Emergenza coronavirus. «Presentiamo una mozione per avviare un confronto sulla Bolkestein – dichiara il capogruppo Fabio Urbinati – L’estate è alle porte e il settore turistico rischia di rimanere bloccato a causa dell’emergenza sanitaria che sta affrontando il nostro paese. Il turismo è uno dei settori con i maggiori danni economici. Tutta la filiera. Dalla ricettività ai servizi di spiaggia. Sono molte le incognite per la prossima stagione turistica e per questo mi sono impegnato a presentare una mozione per far fronte all’emergenza in cui sta versando questo settore. Situazione dei titolari di concessioni demaniali marittime».

La mozione. Nel testo presentato il 7 aprile 2020 si legge che l’assemblea legislativa delle Marche impegna il presidente e la giunta regionale «a porre in essere ogni utile intervento presso il governo nazionale finalizzato a chiedere la riduzione del canone concessorio per la stagione 2020 nella misura del 50% fino a prevederne la sospensione totale qualora la stagione iniziasse dopo il primo luglio 2020, estendendo in questo caso tale sospensione anche al 2021. Ad introdurre la riduzione dell’IVA per l’erogazione dei servizi turistici costieri e balneari dall’attuale 22% al 10%. Provvedendo in tal modo ad un adeguamento rispetto agli altri servizi turistici. Provvedendo ad avviare un confronto con i servizi della commissione europea volto ad ottenere un ripensamento della posizione assunta in merito all’applicazione della direttiva Bolkestein al settore delle concessioni demaniali marittime».

«Una serie di iniziative che porteranno – spiega Urbinati – a riaprire una discussione con l’Unione Europea. La pandemia condizionerà e cambierà il settore turistico per i prossimi anni. Come Italia Viva abbiamo proposto in consiglio regionale una revisione totale del bilancio di previsione approvato il 23 dicembre 2019. Ovviamente la rimodulazione del bilancio di previsione dovrà tener conto di un tessuto produttivo totalmente colpito dalla più grande emergenza sanitaria degli ultimi anni».

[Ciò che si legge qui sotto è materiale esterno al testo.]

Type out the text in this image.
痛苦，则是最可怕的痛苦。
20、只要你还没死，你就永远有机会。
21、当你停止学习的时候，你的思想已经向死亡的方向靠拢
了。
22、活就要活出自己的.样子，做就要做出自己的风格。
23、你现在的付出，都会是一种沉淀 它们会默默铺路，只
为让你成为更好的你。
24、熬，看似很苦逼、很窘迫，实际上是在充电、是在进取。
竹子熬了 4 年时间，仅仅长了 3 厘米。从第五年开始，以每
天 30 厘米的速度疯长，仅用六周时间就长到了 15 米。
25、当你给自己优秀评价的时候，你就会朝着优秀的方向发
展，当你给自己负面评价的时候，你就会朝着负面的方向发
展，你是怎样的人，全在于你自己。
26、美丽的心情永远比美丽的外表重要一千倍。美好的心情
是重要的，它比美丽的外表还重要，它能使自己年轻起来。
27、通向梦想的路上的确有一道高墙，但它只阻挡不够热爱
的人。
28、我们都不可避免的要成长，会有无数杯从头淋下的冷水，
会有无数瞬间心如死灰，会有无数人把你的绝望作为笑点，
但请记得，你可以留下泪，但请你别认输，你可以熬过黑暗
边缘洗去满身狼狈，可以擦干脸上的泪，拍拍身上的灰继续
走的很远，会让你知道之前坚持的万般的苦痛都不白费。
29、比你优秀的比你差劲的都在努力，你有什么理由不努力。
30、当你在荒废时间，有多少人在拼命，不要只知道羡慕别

Ma non finisce qui. «Stiamo già lavorando – afferma l’esponente di Italia Viva – per la tutela degli altri settori con provvedimenti immediati. La regione ha messo in campo più di 15 milioni di euro. Sono stati inoltre posticipate più di 180 milioni di tasse di imposte regionali. A partire dal bollo auto». “Stiamo facendo questi sforzi e ne faremo ancora di più. Cercheremo di aiutare tutti coloro che stanno soffrendo per via della crisi sanitaria che rischia di mettere in ginocchio il nostro Paese».